I was listening to NPR on the way to my office. I don't know why I listen to NPR, it just makes me feel stupid most of the time. One reason I listen is I've been duped by the false belief that if I listen long enough I'll start getting smarter through some sort of osmosis-like-radio-wave miracle. It hasn't happened yet. I'll let you know. Or perhaps my blog posts will become super-duper brilliant and you will know!
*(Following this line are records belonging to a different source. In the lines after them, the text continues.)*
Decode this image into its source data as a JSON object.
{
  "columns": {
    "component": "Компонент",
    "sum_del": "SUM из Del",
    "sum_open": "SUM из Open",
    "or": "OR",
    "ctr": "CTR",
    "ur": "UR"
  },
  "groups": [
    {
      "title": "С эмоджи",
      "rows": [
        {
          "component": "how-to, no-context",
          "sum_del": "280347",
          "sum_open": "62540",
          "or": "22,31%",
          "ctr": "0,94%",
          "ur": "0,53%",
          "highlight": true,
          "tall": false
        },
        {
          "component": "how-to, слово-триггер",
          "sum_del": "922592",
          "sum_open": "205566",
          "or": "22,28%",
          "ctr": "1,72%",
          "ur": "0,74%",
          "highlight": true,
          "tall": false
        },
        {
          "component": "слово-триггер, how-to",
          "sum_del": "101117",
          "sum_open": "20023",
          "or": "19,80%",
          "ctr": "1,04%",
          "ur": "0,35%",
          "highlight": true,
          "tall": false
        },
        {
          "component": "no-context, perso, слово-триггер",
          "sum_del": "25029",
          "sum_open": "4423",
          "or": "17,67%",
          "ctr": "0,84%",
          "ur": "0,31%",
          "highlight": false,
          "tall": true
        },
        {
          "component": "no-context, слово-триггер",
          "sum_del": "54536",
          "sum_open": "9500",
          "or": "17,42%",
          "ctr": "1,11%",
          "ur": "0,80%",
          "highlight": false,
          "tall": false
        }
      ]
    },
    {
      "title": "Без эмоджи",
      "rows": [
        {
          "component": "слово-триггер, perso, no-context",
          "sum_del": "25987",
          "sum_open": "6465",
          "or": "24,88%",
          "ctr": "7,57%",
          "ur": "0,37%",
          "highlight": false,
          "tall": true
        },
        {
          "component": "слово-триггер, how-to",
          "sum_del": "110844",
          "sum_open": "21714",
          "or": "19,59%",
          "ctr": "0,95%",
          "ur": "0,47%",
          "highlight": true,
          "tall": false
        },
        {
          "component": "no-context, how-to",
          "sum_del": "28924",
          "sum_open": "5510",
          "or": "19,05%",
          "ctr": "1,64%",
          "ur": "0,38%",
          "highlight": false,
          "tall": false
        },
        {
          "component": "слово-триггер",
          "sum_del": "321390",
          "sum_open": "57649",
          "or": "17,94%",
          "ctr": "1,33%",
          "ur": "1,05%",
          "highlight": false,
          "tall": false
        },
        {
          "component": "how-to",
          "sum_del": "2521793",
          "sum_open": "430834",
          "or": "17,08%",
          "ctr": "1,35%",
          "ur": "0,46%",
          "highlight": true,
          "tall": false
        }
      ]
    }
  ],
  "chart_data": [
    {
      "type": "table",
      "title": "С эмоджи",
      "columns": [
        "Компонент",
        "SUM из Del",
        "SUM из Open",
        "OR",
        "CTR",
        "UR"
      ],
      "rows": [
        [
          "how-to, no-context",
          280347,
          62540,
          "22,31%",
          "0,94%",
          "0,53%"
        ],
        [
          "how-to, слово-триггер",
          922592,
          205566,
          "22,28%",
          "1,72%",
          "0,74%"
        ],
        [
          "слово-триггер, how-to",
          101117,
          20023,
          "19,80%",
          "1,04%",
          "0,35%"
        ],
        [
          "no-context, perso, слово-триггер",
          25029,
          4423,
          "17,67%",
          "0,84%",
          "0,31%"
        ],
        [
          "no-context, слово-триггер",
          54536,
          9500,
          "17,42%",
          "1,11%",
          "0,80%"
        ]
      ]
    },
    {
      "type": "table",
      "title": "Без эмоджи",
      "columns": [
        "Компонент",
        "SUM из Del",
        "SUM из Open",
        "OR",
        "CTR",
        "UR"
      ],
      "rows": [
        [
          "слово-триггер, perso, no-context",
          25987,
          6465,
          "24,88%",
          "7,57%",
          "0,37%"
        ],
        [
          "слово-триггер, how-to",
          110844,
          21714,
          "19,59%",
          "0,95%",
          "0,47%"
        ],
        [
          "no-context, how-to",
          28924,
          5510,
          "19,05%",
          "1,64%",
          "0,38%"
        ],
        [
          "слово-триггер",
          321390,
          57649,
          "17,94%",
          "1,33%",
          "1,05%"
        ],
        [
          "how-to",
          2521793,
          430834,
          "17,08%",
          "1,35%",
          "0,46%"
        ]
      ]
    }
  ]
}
They were talking about opera this morning. I'm starting to suspect that NPR has a secret list of things that they talk about in order to make the commoner feel extra stupid. As they blabbed esoterically on about opera, one of the hosts said in a very matter of fact manner how we all have two faces - one we show to the world and one that really is us. I'm thinking, "Ouch, this isn't the kind of material they should share on a Monday morning."
Sadly, this (smarty-pants) radio host (meanie) has me pinned. Yesterday I cheerfully shared with two Sunday School classes what we're called to in ministry with Student Venture. And yesterday I was a ball of nerves, anxiety, comparison and fear. I definitely have two faces. Melissa can confirm it.
It's not that I'm a total hypocrite. I confess my hypocrisy hypocritically before every hypocritical message I share. God help me!
No don't get me wrong, I believe I can share cheerfully about God's call on me without hypocrisy. He has done and is doing something exciting in us and in our ministry with teens. But sometimes I really, really don't feel up to the task. Sometimes my face positively hurts from my personality disorder!
It's in these times that God reminds me that he's about the transformation in my life of giving me just one face. A face that shines the same light before men (to get biblical) that it shines before Melissa, my children and is reflected back to me in the mirror every morning.
That's why I love the Gospel. The gap between who we really are and what we show to the world isn't supposed to be there, it's supposed to disappear. We can be ourselves the more we let God's wisdom shape who we are. Our faces, as the verse above says, can move from being hard to actually shining!
There is hope for people like me on Mondays. The week I face isn't impossible. I don't have to put up all these pretensions to face the world. I can simply turn to God and ask him to take my anxiety, fear, comparison, and my host of hypocritical sins that I feel I must hide and grant me his face of peace, his face of Shalom.
Here I KNOW I don't know what I'm talking about. It is very mysterious. But the very grace that already payed for our fake faces, is now at work on us, giving us the reality of a new face. I wonder if this is what CS Lewis was talking about in "Till We Have Faces?" I bet it is... Yeah, I figured it out! On a Monday too!